Y finalmente, su carta de Chapatengo del quince de diciembre de 1951: “Hice el viaje con felicidad. De Tuxtla a La Concordia en avión; ningún movimiento imprevisto, ninguna traicionera bolsa de aire; abajo un río, inmóvil. Y árboles microscópicos y animales que deberían estar allí pero que era imposible distinguir. Luego el forzoso aterrizaje. La Concordia, ancha, con sus paredes encaladas, con sus calles arenosas. El cielo azul, implacablemente azul. Y de pronto disparada en contra suya, una palmera. Estuvimos allí algunas horas, en la única casa donde dan posada al peregrino. Dormitando, caminando sin ton ni son para desperezarse. Jugamos damas chinas, primero con mi hermano. Le gané. Luego con el dueño de la casa. Le gané. Por último con un señor que tenía chistosísimas teorías que estarían muy bien si las aplicara al ajedrez, pero en damas es un fracaso. Le gané. Y me dio mucho gusto porque era presumido y furioso […]”.

 

“[…] salimos de allí al atardecer. Me dieron el único caballo que sé montar. Me gustaría que tuviera un nombre romántico o legendario. Pero se llama modesta y ridículamente: Barril. Camina bien. Es ‘de andar’, como dicen aquí. Nos cogió la noche en el camino. Tardó un poco en salir la luna; mientras tanto, el caballo iba tropezándose con todo, y cayendo. Sospecho que es más miope que yo. Yo venía cantando para asustar el miedo y para hacerme la ilusión de que no me cansaba. No me cansé. Pero en cuanto tuve a mi alcance una cama me abalancé a ella y quedé dormida […]”.

 

“En la mañana vino a verme una muchachita que no conocía yo; me trajo de regalo unos huevos. Le pregunté quién era. Desde cuándo estaba aquí. Hace poco. Pues hace apenas cuatro días que su mamá se juntó con uno de los vaqueros. Y lo dice tan tranquila. Debe estar muy acostumbrada.
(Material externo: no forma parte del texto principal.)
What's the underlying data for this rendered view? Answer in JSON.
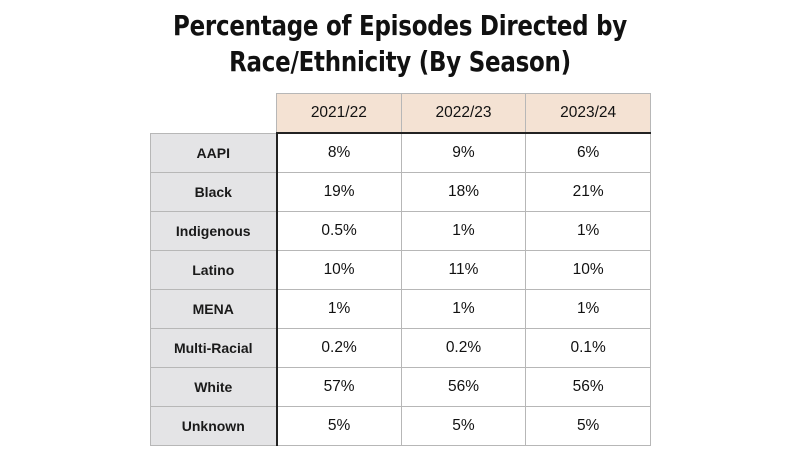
{
  "chart_data": {
    "type": "table",
    "title_lines": [
      "Percentage of Episodes Directed by",
      "Race/Ethnicity (By Season)"
    ],
    "columns": [
      "2021/22",
      "2022/23",
      "2023/24"
    ],
    "rows": [
      {
        "label": "AAPI",
        "values": [
          "8%",
          "9%",
          "6%"
        ]
      },
      {
        "label": "Black",
        "values": [
          "19%",
          "18%",
          "21%"
        ]
      },
      {
        "label": "Indigenous",
        "values": [
          "0.5%",
          "1%",
          "1%"
        ]
      },
      {
        "label": "Latino",
        "values": [
          "10%",
          "11%",
          "10%"
        ]
      },
      {
        "label": "MENA",
        "values": [
          "1%",
          "1%",
          "1%"
        ]
      },
      {
        "label": "Multi-Racial",
        "values": [
          "0.2%",
          "0.2%",
          "0.1%"
        ]
      },
      {
        "label": "White",
        "values": [
          "57%",
          "56%",
          "56%"
        ]
      },
      {
        "label": "Unknown",
        "values": [
          "5%",
          "5%",
          "5%"
        ]
      }
    ],
    "colors": {
      "header_fill": "#f4e2d3",
      "row_label_fill": "#e4e4e6",
      "grid_line": "#b7b7b7",
      "accent_line": "#222222"
    }
  }
}
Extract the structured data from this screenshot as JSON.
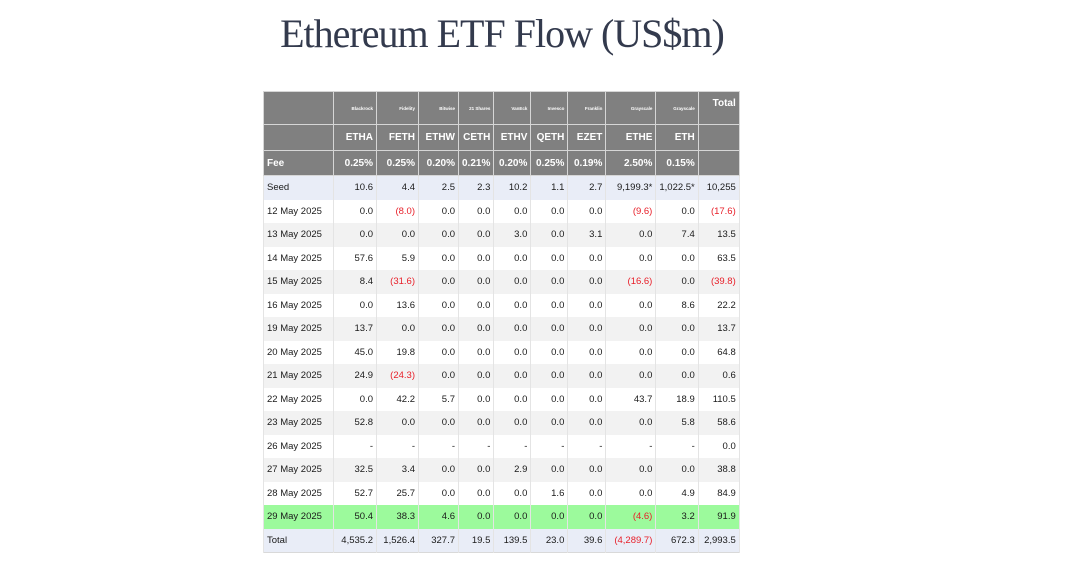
{
  "title": "Ethereum ETF Flow (US$m)",
  "colors": {
    "header_bg": "#808080",
    "highlight_row": "#9cfa9c",
    "negative": "#e8202a",
    "seed_total_bg": "#e9edf7",
    "alt_row": "#f2f2f2"
  },
  "table": {
    "issuers": [
      "Blackrock",
      "Fidelity",
      "Bitwise",
      "21 Shares",
      "VanEck",
      "Invesco",
      "Franklin",
      "Grayscale",
      "Grayscale"
    ],
    "total_label": "Total",
    "tickers": [
      "ETHA",
      "FETH",
      "ETHW",
      "CETH",
      "ETHV",
      "QETH",
      "EZET",
      "ETHE",
      "ETH"
    ],
    "fee_label": "Fee",
    "fees": [
      "0.25%",
      "0.25%",
      "0.20%",
      "0.21%",
      "0.20%",
      "0.25%",
      "0.19%",
      "2.50%",
      "0.15%"
    ],
    "rows": [
      {
        "label": "Seed",
        "values": [
          "10.6",
          "4.4",
          "2.5",
          "2.3",
          "10.2",
          "1.1",
          "2.7",
          "9,199.3*",
          "1,022.5*",
          "10,255"
        ]
      },
      {
        "label": "12 May 2025",
        "values": [
          "0.0",
          "(8.0)",
          "0.0",
          "0.0",
          "0.0",
          "0.0",
          "0.0",
          "(9.6)",
          "0.0",
          "(17.6)"
        ]
      },
      {
        "label": "13 May 2025",
        "values": [
          "0.0",
          "0.0",
          "0.0",
          "0.0",
          "3.0",
          "0.0",
          "3.1",
          "0.0",
          "7.4",
          "13.5"
        ]
      },
      {
        "label": "14 May 2025",
        "values": [
          "57.6",
          "5.9",
          "0.0",
          "0.0",
          "0.0",
          "0.0",
          "0.0",
          "0.0",
          "0.0",
          "63.5"
        ]
      },
      {
        "label": "15 May 2025",
        "values": [
          "8.4",
          "(31.6)",
          "0.0",
          "0.0",
          "0.0",
          "0.0",
          "0.0",
          "(16.6)",
          "0.0",
          "(39.8)"
        ]
      },
      {
        "label": "16 May 2025",
        "values": [
          "0.0",
          "13.6",
          "0.0",
          "0.0",
          "0.0",
          "0.0",
          "0.0",
          "0.0",
          "8.6",
          "22.2"
        ]
      },
      {
        "label": "19 May 2025",
        "values": [
          "13.7",
          "0.0",
          "0.0",
          "0.0",
          "0.0",
          "0.0",
          "0.0",
          "0.0",
          "0.0",
          "13.7"
        ]
      },
      {
        "label": "20 May 2025",
        "values": [
          "45.0",
          "19.8",
          "0.0",
          "0.0",
          "0.0",
          "0.0",
          "0.0",
          "0.0",
          "0.0",
          "64.8"
        ]
      },
      {
        "label": "21 May 2025",
        "values": [
          "24.9",
          "(24.3)",
          "0.0",
          "0.0",
          "0.0",
          "0.0",
          "0.0",
          "0.0",
          "0.0",
          "0.6"
        ]
      },
      {
        "label": "22 May 2025",
        "values": [
          "0.0",
          "42.2",
          "5.7",
          "0.0",
          "0.0",
          "0.0",
          "0.0",
          "43.7",
          "18.9",
          "110.5"
        ]
      },
      {
        "label": "23 May 2025",
        "values": [
          "52.8",
          "0.0",
          "0.0",
          "0.0",
          "0.0",
          "0.0",
          "0.0",
          "0.0",
          "5.8",
          "58.6"
        ]
      },
      {
        "label": "26 May 2025",
        "values": [
          "-",
          "-",
          "-",
          "-",
          "-",
          "-",
          "-",
          "-",
          "-",
          "0.0"
        ]
      },
      {
        "label": "27 May 2025",
        "values": [
          "32.5",
          "3.4",
          "0.0",
          "0.0",
          "2.9",
          "0.0",
          "0.0",
          "0.0",
          "0.0",
          "38.8"
        ]
      },
      {
        "label": "28 May 2025",
        "values": [
          "52.7",
          "25.7",
          "0.0",
          "0.0",
          "0.0",
          "1.6",
          "0.0",
          "0.0",
          "4.9",
          "84.9"
        ]
      },
      {
        "label": "29 May 2025",
        "values": [
          "50.4",
          "38.3",
          "4.6",
          "0.0",
          "0.0",
          "0.0",
          "0.0",
          "(4.6)",
          "3.2",
          "91.9"
        ]
      },
      {
        "label": "Total",
        "values": [
          "4,535.2",
          "1,526.4",
          "327.7",
          "19.5",
          "139.5",
          "23.0",
          "39.6",
          "(4,289.7)",
          "672.3",
          "2,993.5"
        ]
      }
    ]
  }
}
Me dio como un escalofrío cuando la oí. Hoy por primera vez tuve la tentación de decir malas palabras. Las que se; las que estoy oyendo desde que llegué. Aquí es el único medio de expresión. Decir una mala palabra aquí es como abanicarse. Refresca. Y eso que ahora no hace calor; al contrario. Casi hay frío. Sobre todo de noche (…). Toda la gente tiene paludismo”.